I could stop right there, couldn’t I?
- But God is also personal, having walked with Adam, bringing him animals, and later debating Jacob in person.
- Think about the most big or powerful thing you can imagine and then take the logical leap that God is more powerful.
- God is the perfect embodiment of wisdom. “Wisdom is the power to see, and the inclination to choose, the best and highest goal, together with the surest means of attaining it.”
- The highest goal is to bring glory to God in all things.
- Sometimes the answer isn’t “no,” it’s simply “not yet.”
Both I and we have experienced “not yet” nearly countless times. However, it was after reading these two chapters that I realized this might not (and likely probably not) have anything to do with me, yet, not until after transplant. When we talk about perfect timing and this transplant, there are dozens of other things to consider. Someone will be dying to donate lungs. Those circumstances are entirely in God’s control and expand out way further than the donor. It could have something to do with the donor, their family, their possessions, the first responders, etc. Perhaps we aren’t wise enough to see the best timing (duh) regarding the boys and our support network and the millions of factors that affect all of them. Even then, it may seem like horrible timing to us, only to force leaning on God more and realize again who it is that is in real control of things. Everything.

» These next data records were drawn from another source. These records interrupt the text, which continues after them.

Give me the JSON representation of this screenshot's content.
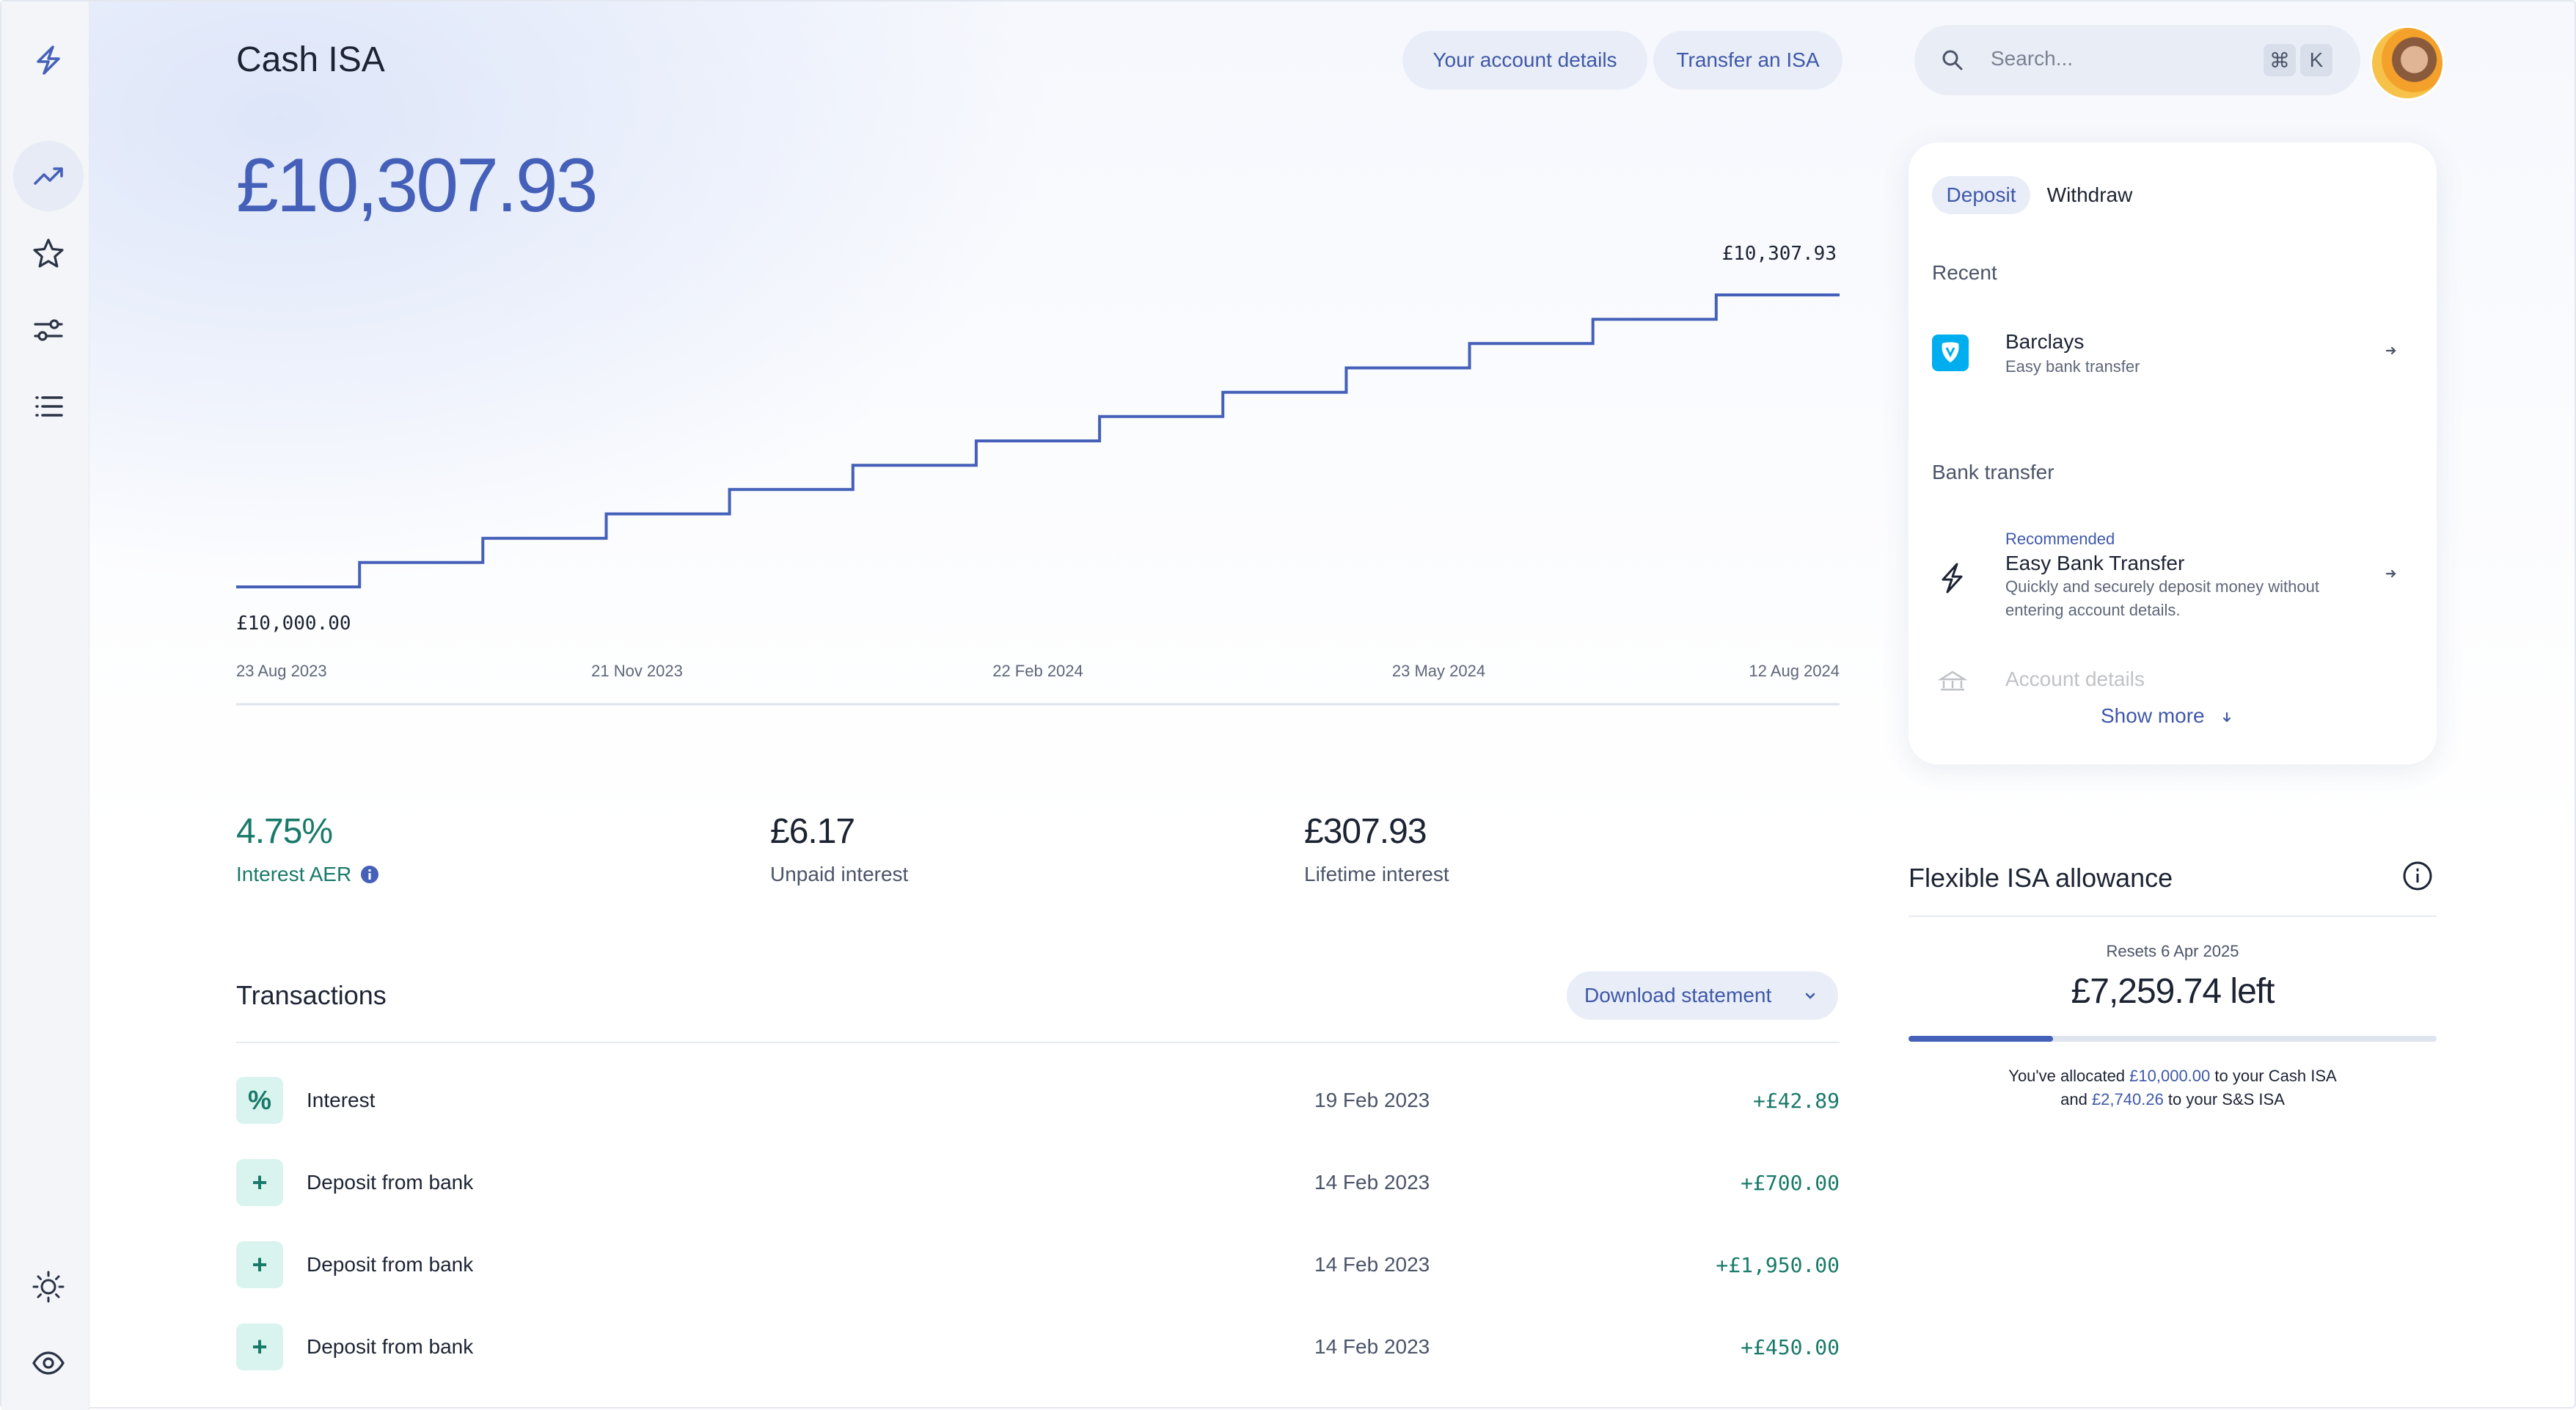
{
  "header": {
    "title": "Cash ISA",
    "account_details_label": "Your account details",
    "transfer_label": "Transfer an ISA",
    "search_placeholder": "Search...",
    "shortcut_cmd": "⌘",
    "shortcut_key": "K"
  },
  "sidebar": {
    "items": [
      {
        "icon": "logo-bolt-icon"
      },
      {
        "icon": "trending-up-icon",
        "active": true
      },
      {
        "icon": "star-icon"
      },
      {
        "icon": "sliders-icon"
      },
      {
        "icon": "list-icon"
      }
    ],
    "bottom": [
      {
        "icon": "sun-icon"
      },
      {
        "icon": "eye-icon"
      }
    ]
  },
  "balance": "£10,307.93",
  "chart_data": {
    "type": "line",
    "step": true,
    "start_label": "£10,000.00",
    "end_label": "£10,307.93",
    "x_ticks": [
      "23 Aug 2023",
      "21 Nov 2023",
      "22 Feb 2024",
      "23 May 2024",
      "12 Aug 2024"
    ],
    "values": [
      10000.0,
      10025.66,
      10051.32,
      10076.98,
      10102.64,
      10128.3,
      10153.96,
      10179.62,
      10205.28,
      10230.94,
      10256.6,
      10282.26,
      10307.93
    ],
    "ylim": [
      10000.0,
      10307.93
    ],
    "grid": false
  },
  "stats": {
    "aer_value": "4.75%",
    "aer_label": "Interest AER",
    "unpaid_value": "£6.17",
    "unpaid_label": "Unpaid interest",
    "lifetime_value": "£307.93",
    "lifetime_label": "Lifetime interest"
  },
  "transactions": {
    "title": "Transactions",
    "download_label": "Download statement",
    "rows": [
      {
        "icon": "%",
        "name": "Interest",
        "date": "19 Feb 2023",
        "amount": "+£42.89"
      },
      {
        "icon": "+",
        "name": "Deposit from bank",
        "date": "14 Feb 2023",
        "amount": "+£700.00"
      },
      {
        "icon": "+",
        "name": "Deposit from bank",
        "date": "14 Feb 2023",
        "amount": "+£1,950.00"
      },
      {
        "icon": "+",
        "name": "Deposit from bank",
        "date": "14 Feb 2023",
        "amount": "+£450.00"
      }
    ]
  },
  "panel": {
    "tab_deposit": "Deposit",
    "tab_withdraw": "Withdraw",
    "recent_label": "Recent",
    "barclays_title": "Barclays",
    "barclays_sub": "Easy bank transfer",
    "bank_transfer_label": "Bank transfer",
    "recommended": "Recommended",
    "ebt_title": "Easy Bank Transfer",
    "ebt_sub": "Quickly and securely deposit money without entering account details.",
    "account_details": "Account details",
    "show_more": "Show more"
  },
  "allowance": {
    "title": "Flexible ISA allowance",
    "resets": "Resets 6 Apr 2025",
    "left": "£7,259.74 left",
    "used_fraction": 0.274,
    "line1_pre": "You've allocated ",
    "line1_amt": "£10,000.00",
    "line1_post": " to your Cash ISA",
    "line2_pre": "and ",
    "line2_amt": "£2,740.26",
    "line2_post": " to your S&S ISA"
  },
  "colors": {
    "accent": "#4560b8",
    "positive": "#197a6a",
    "pill_bg": "#e8edf7"
  }
}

Even so, with all that said and spelled out with logical reasoning, my reasoning and emotions still exist and are having a really hard time waiting any longer. Yes, it’s slowly and very effectively breaking me, which I was hoping wouldn’t need to happen again, but then again, I’m still not all-knowing, so who am I to take a stab at knowing best?
Several times per day, I’ve run through most of this list (and now I will run through all of it) to come to the place where I can still be happy and at peace that perfect timing is the best thing anyone can hope for. Now that I’ve written this down today, I’m there again until I have to run through my loop once more.